Oui, ce sont des mots que j'ai entendus, que vous avez dû entendre souvent, et c'est à ces femmes invisibles, ces « combattantes de l'ombre », qui ont péri sur le chemin de la liberté, que je veux rendre justice et hommage en cette Journée nationale de la Résistance. Leur engagement a été bien peu valorisé à la Libération : il a fallu attendre mai 1968 et la libération de la parole des femmes, pour que ces dernières commencent enfin à exister dans l'histoire de la Résistance. Je pense en disant cela en particulier au témoignage de Lucie Aubrac dans son livre Ils partiront dans l'ivresse , dans lequel elle nous a raconté les évènements de Caluire, et comment elle a pu libérer son mari de la Gestapo.
Vous l'avez vu au cours des échanges de cette journée, l'engagement, pour ces femmes, a continué très souvent après à la guerre.
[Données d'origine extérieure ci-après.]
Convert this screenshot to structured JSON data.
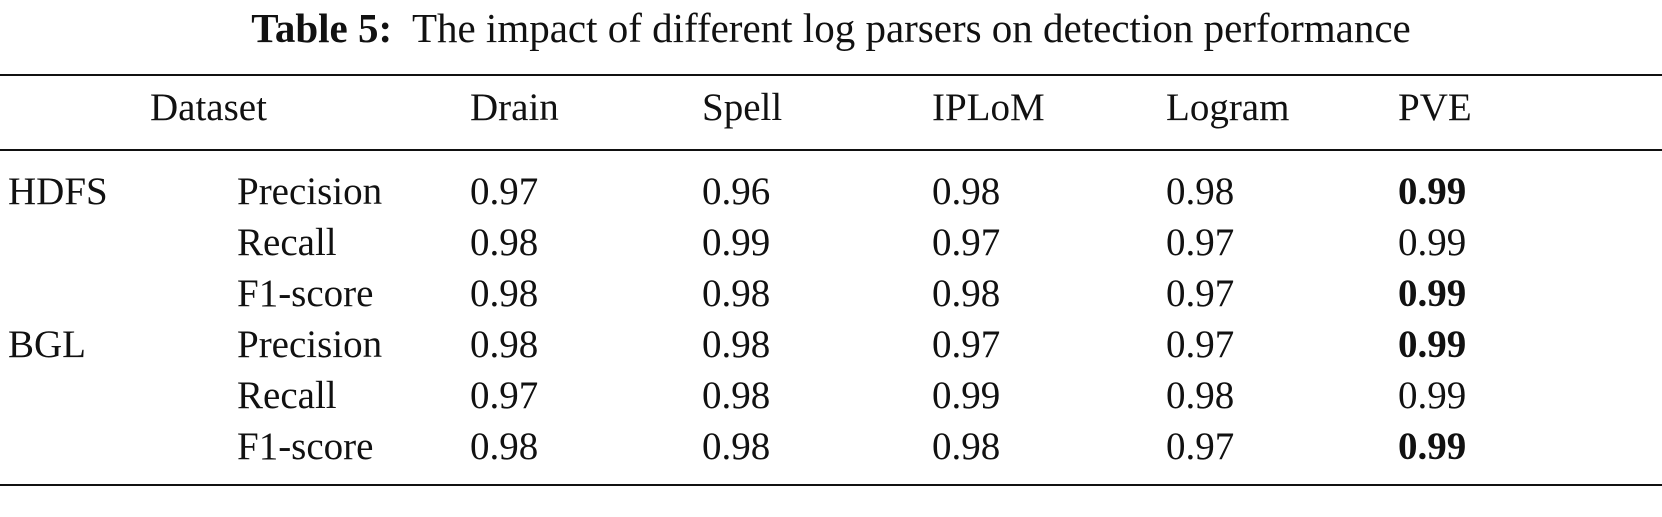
{
  "caption": {
    "label": "Table 5:",
    "text": "The impact of different log parsers on detection performance"
  },
  "table": {
    "header": [
      "Dataset",
      "Drain",
      "Spell",
      "IPLoM",
      "Logram",
      "PVE"
    ],
    "groups": [
      {
        "dataset": "HDFS",
        "rows": [
          {
            "metric": "Precision",
            "values": [
              0.97,
              0.96,
              0.98,
              0.98,
              0.99
            ]
          },
          {
            "metric": "Recall",
            "values": [
              0.98,
              0.99,
              0.97,
              0.97,
              0.99
            ]
          },
          {
            "metric": "F1-score",
            "values": [
              0.98,
              0.98,
              0.98,
              0.97,
              0.99
            ]
          }
        ]
      },
      {
        "dataset": "BGL",
        "rows": [
          {
            "metric": "Precision",
            "values": [
              0.98,
              0.98,
              0.97,
              0.97,
              0.99
            ]
          },
          {
            "metric": "Recall",
            "values": [
              0.97,
              0.98,
              0.99,
              0.98,
              0.99
            ]
          },
          {
            "metric": "F1-score",
            "values": [
              0.98,
              0.98,
              0.98,
              0.97,
              0.99
            ]
          }
        ]
      }
    ]
  }
}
Là encore, c'est Lucie Aubrac qui disait : « Le verbe résister doit toujours se conjuguer au présent ». Eh bien, le message de ces résistantes, nous devons non seulement le célébrer aujourd'hui, mais surtout lui donner un écho dans notre société moderne de 2014. Cette année 2014, c'est précisément l'année de l'engagement, l'engagement au service de la société, au service des autres, pour une société plus juste, plus solidaire, plus « fraternelle », comme j'ai entendu tout à l'heure. Je ne doute pas qu'en célébrant cette grande cause nationale de l'engagement, nous serons fidèles à l'esprit de ces résistantes. Leur message, nous devons nous assurer qu'au-delà de cette seule journée, nous puissions le porter dans la durée. C'est évidemment le sens de la décision qu'a prise le Président de la République et qu'il a annoncée au Mont-Valérien l'an passé. Germaine Tillion et Geneviève de Gaulle-Anthonioz seront « panthéonisées » aux côtés de leurs homologues résistants Pierre Brossolette et Jean Zay. Deux femmes, et deux hommes, qui ont incarné les valeurs de la France quand elle était à terre. Réjouissons-nous qu'aux côtés de ces hommes, nous puissions enfin dire demain : « Aux grandes femmes, la patrie reconnaissante » .
Brigitte Gonthier-Maurin, présidente de la délégation aux droits des femmes
Ce colloque s'achève. Il me reste à vous remercier pour votre participation, à remercier très chaleureusement les témoins, les femmes résistantes qui nous ont fait l'honneur de se déplacer pour participer à ce colloque. Je veux remercier aussi les autres intervenants et intervenantes ainsi que les animateurs et animatrices des tables rondes. Je crois que nous avons vécu un grand moment d'histoire, de mémoire, d'émotion et d'humanité.